Recently I left the mainland of Australia for the first time. I don’t count flying to other lands, since I didn’t experience the same physical separation.
This time my little red Suzuki and I were to be shipped ‘across the dtich’ as they say in Tasmania. From my first glimpse, across the promenade and sandy beach at Port Melbourne, I see that, appropriately, the Spirit of Tasmania vessel is red too.
Station Pier is quaintly old-fashioned, dwarfed by the ship. The actual shoreline is ringed with modern cafés and bars, with the light rail station’s open platform also the entry to a café. It’s so convenient that I think of the mad plot to get rid of the historic Newcastle Railway Station which similarly brings people right to the shore.
The other piers seem familiar, doubtless from Melbourne-based settings for crime shows and grainy grey art films; they are picturesque too — patterns and sculptures in weathered wood.

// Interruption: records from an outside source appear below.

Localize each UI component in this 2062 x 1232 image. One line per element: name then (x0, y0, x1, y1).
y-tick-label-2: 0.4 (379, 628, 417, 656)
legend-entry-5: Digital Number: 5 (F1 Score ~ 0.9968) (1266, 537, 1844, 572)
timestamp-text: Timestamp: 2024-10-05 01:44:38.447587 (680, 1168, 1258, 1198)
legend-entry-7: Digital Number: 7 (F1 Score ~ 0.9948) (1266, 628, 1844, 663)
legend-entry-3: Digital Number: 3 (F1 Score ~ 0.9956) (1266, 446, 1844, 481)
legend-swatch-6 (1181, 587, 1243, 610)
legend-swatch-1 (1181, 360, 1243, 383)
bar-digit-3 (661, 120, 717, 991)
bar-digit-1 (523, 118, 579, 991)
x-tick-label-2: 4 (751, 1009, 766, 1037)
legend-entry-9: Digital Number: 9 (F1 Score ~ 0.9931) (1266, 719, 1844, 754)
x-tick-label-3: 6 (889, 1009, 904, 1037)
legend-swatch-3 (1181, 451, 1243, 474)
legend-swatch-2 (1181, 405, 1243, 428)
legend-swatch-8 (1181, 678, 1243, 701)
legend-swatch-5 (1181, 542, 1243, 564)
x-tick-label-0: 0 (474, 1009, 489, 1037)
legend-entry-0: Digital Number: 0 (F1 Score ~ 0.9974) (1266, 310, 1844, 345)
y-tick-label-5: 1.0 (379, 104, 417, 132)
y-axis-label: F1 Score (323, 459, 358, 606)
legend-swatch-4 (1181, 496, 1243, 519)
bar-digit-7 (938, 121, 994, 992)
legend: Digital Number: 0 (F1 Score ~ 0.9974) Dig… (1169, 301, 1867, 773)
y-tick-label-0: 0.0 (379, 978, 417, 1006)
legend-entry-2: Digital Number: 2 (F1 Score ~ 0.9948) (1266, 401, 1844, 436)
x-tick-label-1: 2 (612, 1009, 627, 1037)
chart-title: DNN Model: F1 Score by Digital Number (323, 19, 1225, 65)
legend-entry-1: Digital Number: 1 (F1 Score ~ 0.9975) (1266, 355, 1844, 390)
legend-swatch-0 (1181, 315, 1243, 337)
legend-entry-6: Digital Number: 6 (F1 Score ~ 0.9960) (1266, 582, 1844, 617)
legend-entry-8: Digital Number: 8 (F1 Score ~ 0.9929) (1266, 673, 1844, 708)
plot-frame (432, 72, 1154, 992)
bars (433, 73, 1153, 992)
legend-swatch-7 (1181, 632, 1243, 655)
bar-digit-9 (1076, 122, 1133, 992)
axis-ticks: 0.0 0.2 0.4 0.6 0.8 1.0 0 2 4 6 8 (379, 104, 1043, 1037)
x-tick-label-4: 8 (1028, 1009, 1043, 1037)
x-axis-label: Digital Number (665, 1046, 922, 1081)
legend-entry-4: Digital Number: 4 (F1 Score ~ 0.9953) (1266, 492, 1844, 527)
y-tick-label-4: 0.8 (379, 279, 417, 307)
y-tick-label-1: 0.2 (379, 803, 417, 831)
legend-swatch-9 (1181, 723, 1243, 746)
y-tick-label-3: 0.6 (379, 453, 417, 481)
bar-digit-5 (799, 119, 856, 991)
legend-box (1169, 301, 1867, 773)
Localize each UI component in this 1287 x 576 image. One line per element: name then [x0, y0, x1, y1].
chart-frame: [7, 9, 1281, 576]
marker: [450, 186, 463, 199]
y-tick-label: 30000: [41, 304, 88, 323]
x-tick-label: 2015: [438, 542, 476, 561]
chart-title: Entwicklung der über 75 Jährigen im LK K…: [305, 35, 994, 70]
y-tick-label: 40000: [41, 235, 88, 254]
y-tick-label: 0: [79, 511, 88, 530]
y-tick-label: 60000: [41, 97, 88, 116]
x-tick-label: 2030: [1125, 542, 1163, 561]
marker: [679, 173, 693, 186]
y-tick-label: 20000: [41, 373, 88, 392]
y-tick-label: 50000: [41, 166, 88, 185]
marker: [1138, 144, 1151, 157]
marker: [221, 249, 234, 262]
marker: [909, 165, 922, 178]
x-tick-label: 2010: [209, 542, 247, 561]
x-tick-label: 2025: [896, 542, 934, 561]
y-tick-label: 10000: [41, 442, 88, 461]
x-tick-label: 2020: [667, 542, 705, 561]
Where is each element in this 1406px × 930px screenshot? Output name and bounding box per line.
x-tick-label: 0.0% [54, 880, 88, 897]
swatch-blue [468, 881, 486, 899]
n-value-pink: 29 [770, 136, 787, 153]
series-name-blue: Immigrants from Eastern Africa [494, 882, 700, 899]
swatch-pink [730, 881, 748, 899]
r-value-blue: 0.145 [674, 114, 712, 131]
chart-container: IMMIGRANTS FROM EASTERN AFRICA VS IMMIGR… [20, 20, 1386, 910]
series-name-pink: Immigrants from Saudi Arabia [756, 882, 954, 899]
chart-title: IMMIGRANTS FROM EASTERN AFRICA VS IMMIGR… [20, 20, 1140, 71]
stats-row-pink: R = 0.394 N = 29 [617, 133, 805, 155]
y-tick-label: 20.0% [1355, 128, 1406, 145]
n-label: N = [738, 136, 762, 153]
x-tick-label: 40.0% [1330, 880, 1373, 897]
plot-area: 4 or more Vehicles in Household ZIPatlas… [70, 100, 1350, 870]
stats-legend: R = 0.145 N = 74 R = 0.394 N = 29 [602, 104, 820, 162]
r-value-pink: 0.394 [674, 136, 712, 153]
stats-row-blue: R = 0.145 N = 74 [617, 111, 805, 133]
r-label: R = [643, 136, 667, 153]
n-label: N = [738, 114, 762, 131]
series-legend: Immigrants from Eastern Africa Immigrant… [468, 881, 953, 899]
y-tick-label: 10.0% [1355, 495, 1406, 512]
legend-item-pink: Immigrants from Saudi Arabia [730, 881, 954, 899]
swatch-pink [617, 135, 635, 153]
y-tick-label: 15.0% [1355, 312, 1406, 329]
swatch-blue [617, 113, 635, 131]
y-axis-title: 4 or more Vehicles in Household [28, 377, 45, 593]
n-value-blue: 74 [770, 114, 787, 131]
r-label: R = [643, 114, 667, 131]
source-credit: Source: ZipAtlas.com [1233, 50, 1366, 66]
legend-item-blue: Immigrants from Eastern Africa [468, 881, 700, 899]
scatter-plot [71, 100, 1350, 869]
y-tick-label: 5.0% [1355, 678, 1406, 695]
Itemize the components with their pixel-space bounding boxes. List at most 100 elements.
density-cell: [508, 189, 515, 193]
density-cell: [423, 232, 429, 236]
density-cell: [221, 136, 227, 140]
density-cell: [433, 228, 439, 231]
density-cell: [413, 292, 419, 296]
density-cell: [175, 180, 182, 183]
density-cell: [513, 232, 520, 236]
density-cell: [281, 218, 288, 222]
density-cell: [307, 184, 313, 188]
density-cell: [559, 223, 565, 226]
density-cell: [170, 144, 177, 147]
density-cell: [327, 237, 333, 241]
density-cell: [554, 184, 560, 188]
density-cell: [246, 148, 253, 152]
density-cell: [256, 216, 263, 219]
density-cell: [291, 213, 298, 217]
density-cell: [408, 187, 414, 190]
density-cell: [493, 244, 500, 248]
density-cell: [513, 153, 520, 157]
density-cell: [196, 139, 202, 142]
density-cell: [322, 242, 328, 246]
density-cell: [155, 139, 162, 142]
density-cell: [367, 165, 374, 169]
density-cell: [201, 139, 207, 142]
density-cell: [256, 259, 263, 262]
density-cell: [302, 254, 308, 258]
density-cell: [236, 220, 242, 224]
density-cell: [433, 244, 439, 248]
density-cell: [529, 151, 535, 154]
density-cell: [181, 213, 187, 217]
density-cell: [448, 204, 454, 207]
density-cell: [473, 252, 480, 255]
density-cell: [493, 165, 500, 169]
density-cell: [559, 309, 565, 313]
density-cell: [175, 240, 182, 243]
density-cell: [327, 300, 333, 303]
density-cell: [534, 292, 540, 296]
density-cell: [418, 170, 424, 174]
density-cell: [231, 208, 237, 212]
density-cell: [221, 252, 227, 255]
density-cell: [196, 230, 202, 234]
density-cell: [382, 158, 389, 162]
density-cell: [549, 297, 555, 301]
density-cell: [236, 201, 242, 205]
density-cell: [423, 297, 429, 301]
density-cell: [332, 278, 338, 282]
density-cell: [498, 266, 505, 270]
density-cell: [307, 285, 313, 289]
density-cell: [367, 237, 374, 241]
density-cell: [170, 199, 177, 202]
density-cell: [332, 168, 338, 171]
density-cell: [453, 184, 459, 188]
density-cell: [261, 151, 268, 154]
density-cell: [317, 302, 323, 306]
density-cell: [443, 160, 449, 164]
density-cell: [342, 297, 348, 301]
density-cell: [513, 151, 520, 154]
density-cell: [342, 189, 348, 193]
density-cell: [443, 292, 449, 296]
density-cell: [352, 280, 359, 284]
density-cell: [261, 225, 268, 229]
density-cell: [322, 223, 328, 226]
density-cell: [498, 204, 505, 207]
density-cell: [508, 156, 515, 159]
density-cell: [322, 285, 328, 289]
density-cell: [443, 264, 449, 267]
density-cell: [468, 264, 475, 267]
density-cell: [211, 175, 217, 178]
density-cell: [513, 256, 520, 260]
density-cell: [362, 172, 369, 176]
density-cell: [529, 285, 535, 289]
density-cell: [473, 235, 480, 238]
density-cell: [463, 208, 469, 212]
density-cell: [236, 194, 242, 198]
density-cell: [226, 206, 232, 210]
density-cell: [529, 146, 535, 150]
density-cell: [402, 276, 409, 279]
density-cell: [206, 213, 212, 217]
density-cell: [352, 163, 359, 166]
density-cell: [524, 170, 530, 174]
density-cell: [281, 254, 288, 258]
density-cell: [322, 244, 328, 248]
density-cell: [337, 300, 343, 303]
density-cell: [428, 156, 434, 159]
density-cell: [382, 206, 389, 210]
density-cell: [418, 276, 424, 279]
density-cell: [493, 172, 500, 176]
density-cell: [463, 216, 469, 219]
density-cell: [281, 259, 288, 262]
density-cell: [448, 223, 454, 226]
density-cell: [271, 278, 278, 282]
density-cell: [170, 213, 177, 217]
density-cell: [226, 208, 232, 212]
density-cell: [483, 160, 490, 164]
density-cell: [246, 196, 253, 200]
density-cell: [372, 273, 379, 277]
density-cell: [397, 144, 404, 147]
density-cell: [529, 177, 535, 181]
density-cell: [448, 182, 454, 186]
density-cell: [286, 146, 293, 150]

But it takes ages for the lines of motorhomes and campers, 4WDS and cars, to creep around the loop, long past Customs where I surrender my camping gas bottle. By the time we are nearing the ship itself, the light is fading, the city turning pink. I regret anew that only night sailings are possible in these colder months.
I don’t realise that the seagulls will accompany us long into the dark, squawking and wheeling white in the lights above the boat.
Naturally I don’t manage to take a photo while driving into the maw of the ship, but it’s an experience indeed! Past corridors of parked transport trailers bereft of their prime movers, snaking around to go down a ribbed ramp, under a giant hatch that will be shut on top of us, and to be poked and packed into the narrow end with other small cars.
(Unfortunately I immediately forget on which level I abandoned the Suzi and will have trouble retrieving it.)
For the next hour, from the spray-dashed deck where only a dozen smokers and I congregate, all I see of Victoria is a seemingly endless thin flat strip of lights.
Twelve sleepless hours later — the ‘ocean recliners’ do not recline enough for sleep — I arrive in cold and wet Devonport, having been unable to see the approaching shore of this almost foreign land, Tasmania. I am disappointed, but too tired to do more than extricate the Suzi and head south to Hobart.